I think about grabbing the glass from his hand, throwing the liquid in his face, and raising the hell he expects so much.
But no. I just stand there, still. An idiot with tachycardia.
I try to convince myself it’s just post-fight adrenaline, but that’s a lie.
That adrenaline never came. There’s a growing urge in me to do the opposite of what I should.
I can feel the warmth of his body through the fabric of his shirt, his scent. Whiskey and some expensive perfume. He’s elegant, dangerous, and, in this light, fucking handsome.
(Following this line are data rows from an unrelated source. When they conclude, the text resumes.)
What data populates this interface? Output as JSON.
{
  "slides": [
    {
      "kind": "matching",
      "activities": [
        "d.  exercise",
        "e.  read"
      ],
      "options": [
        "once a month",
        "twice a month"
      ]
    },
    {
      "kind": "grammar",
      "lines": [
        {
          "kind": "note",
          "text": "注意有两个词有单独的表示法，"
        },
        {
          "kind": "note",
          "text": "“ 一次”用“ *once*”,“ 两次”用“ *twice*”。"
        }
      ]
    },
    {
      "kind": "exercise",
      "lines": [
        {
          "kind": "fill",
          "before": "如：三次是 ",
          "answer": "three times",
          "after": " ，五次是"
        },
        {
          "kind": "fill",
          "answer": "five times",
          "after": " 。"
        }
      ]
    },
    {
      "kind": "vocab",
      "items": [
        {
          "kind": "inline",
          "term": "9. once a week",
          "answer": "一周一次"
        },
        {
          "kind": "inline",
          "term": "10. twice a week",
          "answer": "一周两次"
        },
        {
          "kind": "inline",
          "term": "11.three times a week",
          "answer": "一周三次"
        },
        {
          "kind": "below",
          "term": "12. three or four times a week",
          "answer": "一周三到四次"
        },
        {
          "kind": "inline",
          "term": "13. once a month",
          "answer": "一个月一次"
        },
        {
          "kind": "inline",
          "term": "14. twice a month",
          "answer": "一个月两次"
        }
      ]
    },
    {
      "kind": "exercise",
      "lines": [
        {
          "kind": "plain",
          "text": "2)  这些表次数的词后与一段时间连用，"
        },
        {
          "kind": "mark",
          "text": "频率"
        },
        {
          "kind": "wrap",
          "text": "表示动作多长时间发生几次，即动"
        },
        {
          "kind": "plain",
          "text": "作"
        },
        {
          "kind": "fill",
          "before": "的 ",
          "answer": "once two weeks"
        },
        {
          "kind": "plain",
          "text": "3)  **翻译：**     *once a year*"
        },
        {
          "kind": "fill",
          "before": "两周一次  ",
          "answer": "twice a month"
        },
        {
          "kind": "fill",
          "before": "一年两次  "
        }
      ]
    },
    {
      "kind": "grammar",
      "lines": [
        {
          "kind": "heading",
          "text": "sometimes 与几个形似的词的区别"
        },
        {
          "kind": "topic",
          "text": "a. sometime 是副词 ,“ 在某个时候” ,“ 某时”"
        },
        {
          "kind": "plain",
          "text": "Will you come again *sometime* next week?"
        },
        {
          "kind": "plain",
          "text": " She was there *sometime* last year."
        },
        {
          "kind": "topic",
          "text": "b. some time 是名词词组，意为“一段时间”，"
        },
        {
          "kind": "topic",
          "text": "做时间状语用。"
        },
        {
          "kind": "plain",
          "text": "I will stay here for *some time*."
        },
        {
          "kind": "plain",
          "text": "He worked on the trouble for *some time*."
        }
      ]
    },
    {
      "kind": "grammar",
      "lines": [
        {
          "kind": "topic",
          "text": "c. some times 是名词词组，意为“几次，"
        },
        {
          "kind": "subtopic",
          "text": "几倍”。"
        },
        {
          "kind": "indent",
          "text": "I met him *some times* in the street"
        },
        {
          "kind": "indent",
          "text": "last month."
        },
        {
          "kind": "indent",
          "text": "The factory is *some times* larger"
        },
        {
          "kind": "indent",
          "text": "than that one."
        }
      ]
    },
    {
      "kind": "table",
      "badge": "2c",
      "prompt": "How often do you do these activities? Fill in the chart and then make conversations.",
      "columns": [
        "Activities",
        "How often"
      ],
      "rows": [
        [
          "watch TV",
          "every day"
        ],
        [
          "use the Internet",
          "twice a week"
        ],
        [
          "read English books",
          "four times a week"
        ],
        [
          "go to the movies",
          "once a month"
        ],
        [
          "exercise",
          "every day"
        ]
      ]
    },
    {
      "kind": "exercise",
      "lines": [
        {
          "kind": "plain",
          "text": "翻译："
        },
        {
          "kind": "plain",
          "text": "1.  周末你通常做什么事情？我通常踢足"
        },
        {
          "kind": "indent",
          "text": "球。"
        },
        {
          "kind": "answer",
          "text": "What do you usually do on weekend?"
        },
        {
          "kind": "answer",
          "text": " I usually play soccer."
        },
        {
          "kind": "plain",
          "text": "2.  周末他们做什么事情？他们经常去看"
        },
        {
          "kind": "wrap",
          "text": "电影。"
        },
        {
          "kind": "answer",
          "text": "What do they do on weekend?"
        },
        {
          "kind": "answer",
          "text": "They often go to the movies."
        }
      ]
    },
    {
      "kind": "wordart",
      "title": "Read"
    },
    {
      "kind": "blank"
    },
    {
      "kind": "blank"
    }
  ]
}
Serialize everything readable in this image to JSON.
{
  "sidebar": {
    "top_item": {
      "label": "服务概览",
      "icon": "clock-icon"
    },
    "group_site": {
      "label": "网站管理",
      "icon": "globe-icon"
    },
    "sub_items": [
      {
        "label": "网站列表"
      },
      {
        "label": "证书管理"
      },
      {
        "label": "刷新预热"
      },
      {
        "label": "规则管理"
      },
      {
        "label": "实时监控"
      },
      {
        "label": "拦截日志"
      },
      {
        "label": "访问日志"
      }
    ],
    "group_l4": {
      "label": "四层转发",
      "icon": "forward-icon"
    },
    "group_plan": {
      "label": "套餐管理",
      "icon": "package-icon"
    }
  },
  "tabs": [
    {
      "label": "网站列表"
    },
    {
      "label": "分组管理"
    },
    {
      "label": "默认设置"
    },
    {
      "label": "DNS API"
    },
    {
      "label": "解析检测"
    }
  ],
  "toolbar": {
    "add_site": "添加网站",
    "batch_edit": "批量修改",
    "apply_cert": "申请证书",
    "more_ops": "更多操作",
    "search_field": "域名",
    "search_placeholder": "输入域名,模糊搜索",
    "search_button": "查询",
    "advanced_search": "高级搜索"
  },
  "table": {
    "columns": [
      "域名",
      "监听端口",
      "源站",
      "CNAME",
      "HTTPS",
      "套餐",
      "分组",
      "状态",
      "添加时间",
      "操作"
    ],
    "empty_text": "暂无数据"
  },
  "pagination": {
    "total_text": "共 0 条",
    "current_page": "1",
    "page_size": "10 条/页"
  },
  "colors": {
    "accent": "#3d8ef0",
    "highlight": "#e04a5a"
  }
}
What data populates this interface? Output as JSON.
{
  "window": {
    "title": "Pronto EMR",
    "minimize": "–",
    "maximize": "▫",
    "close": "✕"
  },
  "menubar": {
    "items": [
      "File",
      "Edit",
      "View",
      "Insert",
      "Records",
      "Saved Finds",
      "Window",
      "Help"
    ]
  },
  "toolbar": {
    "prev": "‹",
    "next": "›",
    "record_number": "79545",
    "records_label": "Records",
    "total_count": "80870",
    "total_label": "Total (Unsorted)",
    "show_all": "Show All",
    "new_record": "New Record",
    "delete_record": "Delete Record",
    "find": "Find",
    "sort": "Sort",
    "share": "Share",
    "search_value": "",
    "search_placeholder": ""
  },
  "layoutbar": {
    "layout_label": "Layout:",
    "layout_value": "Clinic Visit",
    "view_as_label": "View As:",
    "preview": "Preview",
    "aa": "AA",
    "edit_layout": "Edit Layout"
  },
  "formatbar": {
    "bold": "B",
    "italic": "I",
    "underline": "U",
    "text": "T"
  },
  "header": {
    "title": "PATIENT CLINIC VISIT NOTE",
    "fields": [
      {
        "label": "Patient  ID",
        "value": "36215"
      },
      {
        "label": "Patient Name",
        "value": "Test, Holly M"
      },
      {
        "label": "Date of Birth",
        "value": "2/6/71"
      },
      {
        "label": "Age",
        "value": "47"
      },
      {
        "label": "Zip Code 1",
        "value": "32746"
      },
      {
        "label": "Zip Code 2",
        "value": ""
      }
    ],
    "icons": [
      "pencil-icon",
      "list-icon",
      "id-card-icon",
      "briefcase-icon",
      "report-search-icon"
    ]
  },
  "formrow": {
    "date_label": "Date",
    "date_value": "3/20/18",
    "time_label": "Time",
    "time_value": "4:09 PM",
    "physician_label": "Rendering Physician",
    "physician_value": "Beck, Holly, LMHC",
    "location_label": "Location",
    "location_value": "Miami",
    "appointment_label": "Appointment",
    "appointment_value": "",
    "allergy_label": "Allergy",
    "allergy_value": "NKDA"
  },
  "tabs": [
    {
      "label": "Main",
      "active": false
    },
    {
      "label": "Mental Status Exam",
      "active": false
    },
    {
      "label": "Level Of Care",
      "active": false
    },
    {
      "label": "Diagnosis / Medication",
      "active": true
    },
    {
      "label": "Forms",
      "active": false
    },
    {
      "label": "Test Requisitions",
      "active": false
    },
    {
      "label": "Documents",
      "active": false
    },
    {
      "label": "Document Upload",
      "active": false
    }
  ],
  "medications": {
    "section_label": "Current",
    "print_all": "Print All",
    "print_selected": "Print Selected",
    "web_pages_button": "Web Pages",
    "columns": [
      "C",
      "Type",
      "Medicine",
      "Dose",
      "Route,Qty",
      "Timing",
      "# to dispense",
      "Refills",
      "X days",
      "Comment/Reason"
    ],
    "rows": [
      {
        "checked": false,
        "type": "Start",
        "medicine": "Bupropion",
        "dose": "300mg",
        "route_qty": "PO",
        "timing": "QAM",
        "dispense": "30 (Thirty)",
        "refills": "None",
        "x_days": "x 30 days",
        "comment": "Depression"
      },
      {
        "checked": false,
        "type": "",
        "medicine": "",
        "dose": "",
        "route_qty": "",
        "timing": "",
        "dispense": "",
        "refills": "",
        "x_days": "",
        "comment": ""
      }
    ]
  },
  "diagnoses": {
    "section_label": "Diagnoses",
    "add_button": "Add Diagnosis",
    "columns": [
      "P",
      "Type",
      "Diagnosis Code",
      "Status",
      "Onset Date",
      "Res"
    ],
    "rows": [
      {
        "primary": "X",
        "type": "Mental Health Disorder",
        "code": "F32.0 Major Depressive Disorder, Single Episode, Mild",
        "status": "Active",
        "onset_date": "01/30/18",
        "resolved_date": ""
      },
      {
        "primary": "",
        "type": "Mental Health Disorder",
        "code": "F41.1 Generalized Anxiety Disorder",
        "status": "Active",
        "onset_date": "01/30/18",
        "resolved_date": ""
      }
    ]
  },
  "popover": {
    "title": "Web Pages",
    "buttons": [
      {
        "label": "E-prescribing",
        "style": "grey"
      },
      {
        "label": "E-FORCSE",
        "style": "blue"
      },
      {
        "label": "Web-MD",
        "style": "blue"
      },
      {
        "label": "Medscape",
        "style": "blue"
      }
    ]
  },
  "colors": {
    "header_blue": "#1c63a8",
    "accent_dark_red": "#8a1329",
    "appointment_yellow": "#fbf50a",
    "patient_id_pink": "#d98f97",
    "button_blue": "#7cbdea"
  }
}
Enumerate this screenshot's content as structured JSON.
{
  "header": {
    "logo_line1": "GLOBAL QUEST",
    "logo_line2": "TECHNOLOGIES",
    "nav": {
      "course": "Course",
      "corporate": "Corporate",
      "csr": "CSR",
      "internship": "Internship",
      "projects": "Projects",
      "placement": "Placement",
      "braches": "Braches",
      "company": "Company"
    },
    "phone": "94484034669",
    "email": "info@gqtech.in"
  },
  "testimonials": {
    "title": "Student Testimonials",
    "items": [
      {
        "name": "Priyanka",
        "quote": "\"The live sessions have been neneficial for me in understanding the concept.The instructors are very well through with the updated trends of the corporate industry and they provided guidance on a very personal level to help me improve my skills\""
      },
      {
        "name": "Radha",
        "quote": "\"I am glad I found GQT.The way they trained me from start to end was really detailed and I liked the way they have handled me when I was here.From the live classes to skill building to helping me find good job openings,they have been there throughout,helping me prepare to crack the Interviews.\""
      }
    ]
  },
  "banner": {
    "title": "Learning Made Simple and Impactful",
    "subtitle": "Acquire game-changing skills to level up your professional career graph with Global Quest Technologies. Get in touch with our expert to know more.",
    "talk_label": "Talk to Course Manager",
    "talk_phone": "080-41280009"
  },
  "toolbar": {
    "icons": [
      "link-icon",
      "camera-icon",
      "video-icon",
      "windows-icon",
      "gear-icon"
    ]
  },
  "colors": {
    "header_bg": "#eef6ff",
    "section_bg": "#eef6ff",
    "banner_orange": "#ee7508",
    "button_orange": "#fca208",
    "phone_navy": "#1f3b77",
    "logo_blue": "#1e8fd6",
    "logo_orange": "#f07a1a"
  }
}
I want to shut his mouth with mine and see what the hell that arrogance tastes like. It’s a stupid, suicidal idea.
And I’ve never wanted to do something so much in my life.
It’s Alexei who breaks the spell.
The warm touch on my lower back hardens into a command, guiding my body from where my will ends and his begins, to face the room.
“Gentlemen,” Alexei’s voice rings out, calm and projected, drawing the attention of the other men. “I’d like to introduce our champion of this cycle.”
His hand on my back tightens slightly. Stand still. Let them look.
“Griffin.”
And they look at me. They see the stitches on my eyebrow and I see the dollar signs forming in their eyes.
It’s Vania who approaches first. I instinctively brace for impact, but instead of a threat, he breaks into a wide, brutal smile. He slaps me hard on the back.
“Good fight, Iron Arm,” he says. “You broke that guy in half. That’s fucking entertainment.”
A pat on the back is a gesture that would be of friendship anywhere, except here. I’m tempted to return it, to give back with double the force, just to see where it goes. This is the same man who threatened me with death a few days ago. The same one who looked at me with pure hatred.
One of the men, an older one with a gold watch, smiles at the corner of his mouth as he watches me, looking first at my face, then at the prosthesis, then at my face again, waiting for a reaction. He begins to approach us with a glass of brandy in his hand.
“He wanted to know about your arm,” Alexei whispers to me, discreetly. “Make something up. I’ll fix it later.” His hand pushes my lower back in a quick, intimate, and corrective touch.
The phrase hits me on two levels. First, the realization: he knows it’s a shitty subject for me. Second, the order: he’s giving me permission, or rather, an instruction, to lie.